Interpretive Summary: One of the major challenges facing autonomous electronic data acquisition from free-ranging animals is determining an adequate rate of data capture of biotic data while using abiotic factors such as power and storage requirements in an optimum fashion. Data capture rate was evaluated a priori using a computer classification program capable of distinguishing periods of activity from inactivity from cow location and head position data collected approximately every minute. Results of the classification were repeatable among animals and over different time periods. In general, during periods of activity frequent data acquisition appears necessary while during inactivity infrequent sampling appears adequate, this difference in data capture rate can translate directly into power savings when electronic equipment designed to monitor animal behavior is worn by free-ranging animals.

Technical Abstract: This paper describes an application of the K-means classification algorithm to categorize cow tracking data into various classes of behavior.

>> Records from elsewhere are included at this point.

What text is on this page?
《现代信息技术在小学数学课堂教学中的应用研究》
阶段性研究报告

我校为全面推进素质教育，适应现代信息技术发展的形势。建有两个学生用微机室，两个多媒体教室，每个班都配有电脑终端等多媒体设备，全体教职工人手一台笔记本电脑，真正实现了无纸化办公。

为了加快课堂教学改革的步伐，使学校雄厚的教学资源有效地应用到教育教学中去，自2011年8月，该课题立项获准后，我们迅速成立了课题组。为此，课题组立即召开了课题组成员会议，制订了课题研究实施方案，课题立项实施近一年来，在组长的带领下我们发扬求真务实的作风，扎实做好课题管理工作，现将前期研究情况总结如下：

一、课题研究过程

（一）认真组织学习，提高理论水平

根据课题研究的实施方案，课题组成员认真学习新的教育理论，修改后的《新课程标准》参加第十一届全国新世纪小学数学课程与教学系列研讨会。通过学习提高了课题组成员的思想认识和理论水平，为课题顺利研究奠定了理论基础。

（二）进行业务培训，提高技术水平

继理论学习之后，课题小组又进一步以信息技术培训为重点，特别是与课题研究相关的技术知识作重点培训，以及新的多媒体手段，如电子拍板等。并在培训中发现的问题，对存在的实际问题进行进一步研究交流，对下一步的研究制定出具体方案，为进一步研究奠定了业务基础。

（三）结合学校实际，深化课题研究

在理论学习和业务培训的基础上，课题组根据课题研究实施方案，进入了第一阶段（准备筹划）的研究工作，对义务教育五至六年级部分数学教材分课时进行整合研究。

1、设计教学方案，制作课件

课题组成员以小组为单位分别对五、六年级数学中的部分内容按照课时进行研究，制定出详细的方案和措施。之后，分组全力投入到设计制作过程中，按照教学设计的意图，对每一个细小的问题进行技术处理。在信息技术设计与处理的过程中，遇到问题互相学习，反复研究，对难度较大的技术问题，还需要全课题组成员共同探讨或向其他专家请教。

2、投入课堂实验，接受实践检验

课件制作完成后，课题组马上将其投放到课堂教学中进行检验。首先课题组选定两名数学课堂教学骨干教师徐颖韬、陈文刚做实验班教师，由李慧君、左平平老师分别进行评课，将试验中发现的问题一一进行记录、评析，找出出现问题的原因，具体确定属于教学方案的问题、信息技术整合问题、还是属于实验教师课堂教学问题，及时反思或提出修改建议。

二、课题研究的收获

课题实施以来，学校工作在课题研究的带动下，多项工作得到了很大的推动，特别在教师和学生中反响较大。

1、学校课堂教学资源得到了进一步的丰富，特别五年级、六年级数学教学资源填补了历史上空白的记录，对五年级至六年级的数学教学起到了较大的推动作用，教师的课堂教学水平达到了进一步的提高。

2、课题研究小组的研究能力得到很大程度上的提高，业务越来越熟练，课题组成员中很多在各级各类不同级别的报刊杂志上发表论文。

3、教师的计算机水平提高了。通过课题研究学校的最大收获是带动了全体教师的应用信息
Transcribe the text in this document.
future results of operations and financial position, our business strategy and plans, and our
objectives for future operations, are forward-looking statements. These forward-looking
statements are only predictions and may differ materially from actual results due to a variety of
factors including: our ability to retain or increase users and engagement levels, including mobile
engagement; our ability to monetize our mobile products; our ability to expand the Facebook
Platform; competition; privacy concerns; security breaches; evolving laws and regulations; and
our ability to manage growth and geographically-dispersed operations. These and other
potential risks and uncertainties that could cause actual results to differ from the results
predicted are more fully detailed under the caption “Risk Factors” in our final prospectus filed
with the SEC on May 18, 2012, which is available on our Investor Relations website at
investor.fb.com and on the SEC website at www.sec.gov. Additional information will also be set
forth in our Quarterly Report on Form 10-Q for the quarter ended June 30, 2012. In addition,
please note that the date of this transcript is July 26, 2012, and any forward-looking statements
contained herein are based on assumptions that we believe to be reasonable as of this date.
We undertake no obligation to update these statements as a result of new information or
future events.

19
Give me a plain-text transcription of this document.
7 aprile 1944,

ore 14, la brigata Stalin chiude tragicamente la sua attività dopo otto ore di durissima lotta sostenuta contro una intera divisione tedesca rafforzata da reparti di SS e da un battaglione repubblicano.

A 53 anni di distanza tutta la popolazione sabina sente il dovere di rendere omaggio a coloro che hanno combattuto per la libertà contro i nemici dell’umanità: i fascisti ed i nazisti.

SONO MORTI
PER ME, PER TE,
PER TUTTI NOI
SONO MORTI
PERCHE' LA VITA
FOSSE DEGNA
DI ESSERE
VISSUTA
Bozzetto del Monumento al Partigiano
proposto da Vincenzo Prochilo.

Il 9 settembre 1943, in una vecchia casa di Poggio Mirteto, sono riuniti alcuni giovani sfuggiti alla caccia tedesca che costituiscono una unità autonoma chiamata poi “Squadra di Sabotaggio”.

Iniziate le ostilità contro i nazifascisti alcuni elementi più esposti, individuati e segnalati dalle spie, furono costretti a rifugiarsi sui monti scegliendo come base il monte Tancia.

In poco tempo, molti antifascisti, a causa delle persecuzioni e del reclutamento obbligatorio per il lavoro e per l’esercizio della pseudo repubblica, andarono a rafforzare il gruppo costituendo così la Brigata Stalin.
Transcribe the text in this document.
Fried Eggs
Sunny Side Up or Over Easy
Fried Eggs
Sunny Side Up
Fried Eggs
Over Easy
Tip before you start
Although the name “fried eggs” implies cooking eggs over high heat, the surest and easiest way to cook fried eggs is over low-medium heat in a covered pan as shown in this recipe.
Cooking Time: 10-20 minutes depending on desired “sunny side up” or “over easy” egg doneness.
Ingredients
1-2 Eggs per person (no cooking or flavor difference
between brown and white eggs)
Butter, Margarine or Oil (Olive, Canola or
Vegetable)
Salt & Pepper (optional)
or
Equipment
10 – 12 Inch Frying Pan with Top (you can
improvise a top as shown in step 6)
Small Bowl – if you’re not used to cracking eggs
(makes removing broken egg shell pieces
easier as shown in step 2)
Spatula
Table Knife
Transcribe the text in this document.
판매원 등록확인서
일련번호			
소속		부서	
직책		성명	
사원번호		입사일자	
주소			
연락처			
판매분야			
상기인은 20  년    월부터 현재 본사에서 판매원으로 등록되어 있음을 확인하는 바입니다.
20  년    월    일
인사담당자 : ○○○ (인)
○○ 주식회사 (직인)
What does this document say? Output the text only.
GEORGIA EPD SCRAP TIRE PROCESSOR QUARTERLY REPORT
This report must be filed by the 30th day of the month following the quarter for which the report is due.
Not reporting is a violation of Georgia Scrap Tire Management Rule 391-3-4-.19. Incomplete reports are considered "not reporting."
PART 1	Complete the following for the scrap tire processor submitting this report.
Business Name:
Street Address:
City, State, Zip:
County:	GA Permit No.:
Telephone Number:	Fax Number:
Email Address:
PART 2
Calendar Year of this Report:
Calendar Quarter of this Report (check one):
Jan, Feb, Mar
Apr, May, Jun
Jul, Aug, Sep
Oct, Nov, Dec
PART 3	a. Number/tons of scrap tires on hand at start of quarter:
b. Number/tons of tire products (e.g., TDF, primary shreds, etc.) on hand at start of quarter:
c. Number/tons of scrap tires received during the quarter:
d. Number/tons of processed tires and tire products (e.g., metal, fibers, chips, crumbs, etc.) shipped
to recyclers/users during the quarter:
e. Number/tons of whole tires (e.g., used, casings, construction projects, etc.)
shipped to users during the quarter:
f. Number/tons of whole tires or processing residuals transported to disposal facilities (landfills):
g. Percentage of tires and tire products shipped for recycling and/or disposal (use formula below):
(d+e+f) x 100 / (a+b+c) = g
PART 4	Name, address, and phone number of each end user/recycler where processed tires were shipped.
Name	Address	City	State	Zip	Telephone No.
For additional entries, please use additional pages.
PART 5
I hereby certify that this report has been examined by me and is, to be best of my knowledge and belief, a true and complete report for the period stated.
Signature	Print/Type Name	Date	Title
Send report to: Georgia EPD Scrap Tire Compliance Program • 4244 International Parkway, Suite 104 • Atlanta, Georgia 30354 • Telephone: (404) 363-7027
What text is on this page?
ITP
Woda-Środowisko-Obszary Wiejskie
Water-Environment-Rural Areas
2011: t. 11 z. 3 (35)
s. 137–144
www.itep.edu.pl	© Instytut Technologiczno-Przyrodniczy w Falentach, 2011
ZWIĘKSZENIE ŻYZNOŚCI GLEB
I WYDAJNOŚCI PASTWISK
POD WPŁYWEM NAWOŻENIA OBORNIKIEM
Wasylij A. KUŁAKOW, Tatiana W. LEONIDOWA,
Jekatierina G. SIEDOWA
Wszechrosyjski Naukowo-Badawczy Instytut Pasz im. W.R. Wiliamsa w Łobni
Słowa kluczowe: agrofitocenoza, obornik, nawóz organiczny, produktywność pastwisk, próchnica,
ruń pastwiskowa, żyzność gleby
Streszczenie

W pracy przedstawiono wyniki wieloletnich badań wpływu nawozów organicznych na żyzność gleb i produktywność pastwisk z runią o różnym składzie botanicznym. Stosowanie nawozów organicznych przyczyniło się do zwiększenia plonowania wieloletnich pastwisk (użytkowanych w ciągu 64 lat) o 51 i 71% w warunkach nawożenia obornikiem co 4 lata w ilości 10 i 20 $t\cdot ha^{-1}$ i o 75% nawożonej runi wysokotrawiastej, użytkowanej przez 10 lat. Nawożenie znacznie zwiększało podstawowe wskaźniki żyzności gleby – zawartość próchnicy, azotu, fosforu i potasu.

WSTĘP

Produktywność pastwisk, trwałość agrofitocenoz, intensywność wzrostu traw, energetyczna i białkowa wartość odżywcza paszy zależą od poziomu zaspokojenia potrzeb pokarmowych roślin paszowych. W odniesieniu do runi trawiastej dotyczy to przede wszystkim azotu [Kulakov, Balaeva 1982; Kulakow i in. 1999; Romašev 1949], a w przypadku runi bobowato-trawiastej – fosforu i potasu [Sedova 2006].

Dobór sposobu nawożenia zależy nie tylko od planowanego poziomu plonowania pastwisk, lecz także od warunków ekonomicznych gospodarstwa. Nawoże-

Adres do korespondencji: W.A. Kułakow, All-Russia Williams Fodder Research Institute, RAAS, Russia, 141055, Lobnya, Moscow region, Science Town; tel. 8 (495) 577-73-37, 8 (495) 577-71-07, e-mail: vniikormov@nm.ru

It is found that even without explicit consideration of biological factors, the clustering algorithm can repeatably resolve cow behavior into two groups corresponding to active and inactive periods. Furthermore, it is shown that this classification is robust to a large range of data sampling intervals. An adaptive data sampling algorithm is suggested for improving the energy efficiency and memory usage of animal tracking equipment.